There are two delightful features in the Orthodox Calendar. Firstly, as well as recognisable saints, they also celebrate characters from the Old Testament like the prophets Elisha, Isaiah and Jeremiah and mythical characters like Job and Jonah.

Secondly, some specific events in the history of the Church are celebrated too like the ‘Discovery of the Head of St. John the Baptiser’ which eventually ended up in Constantinople,  the ‘Appearance of the Sign of the Cross over Jerusalem’ and the ‘Deposition of the Robe of the Theotokos’, one of Mary’s robes.
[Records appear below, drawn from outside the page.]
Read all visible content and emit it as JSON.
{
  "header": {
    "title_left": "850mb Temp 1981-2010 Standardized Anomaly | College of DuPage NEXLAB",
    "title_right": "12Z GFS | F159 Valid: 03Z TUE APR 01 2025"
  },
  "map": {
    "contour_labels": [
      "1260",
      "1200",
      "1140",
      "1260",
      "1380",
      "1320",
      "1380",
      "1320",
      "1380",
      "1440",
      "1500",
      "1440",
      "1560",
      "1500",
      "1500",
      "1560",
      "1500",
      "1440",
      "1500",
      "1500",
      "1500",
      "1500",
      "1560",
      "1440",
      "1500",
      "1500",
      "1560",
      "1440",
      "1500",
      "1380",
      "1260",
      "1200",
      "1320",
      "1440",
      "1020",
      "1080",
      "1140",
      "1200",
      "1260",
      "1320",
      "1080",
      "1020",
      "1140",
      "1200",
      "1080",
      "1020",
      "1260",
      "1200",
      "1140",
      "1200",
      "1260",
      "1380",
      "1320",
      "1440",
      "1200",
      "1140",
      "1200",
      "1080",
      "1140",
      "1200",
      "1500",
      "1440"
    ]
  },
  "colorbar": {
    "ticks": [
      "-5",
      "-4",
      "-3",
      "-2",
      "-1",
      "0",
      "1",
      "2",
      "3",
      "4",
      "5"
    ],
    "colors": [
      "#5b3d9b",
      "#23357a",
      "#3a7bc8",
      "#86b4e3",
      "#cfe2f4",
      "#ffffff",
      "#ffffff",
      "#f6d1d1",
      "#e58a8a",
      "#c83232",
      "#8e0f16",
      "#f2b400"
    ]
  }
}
Last Sunday, they celebrated two saints, Cyril and Methodius, who are described as ‘Equals-to-the-Apostles’. They were brothers. The one held a position in the Imperial Court, the other was in the army. Despite their wealth, they forsook it and became monks in 850.

In 862, they were sent by the Emperor to work among the Slavs in Moravia at their request. They had already been sent Western missionaries who insisted on worshipping in Latin. The Moravians wanted to worship in their own tongue.

Cyril and Methodius  translated the Scriptures and the Liturgy into the language of the Moravians inventing an alphabet in the process. We attach great significance to our Reformation and the freedom to worship in the vernacular. That was in 1560. The work of these saints was almost seven centuries earlier!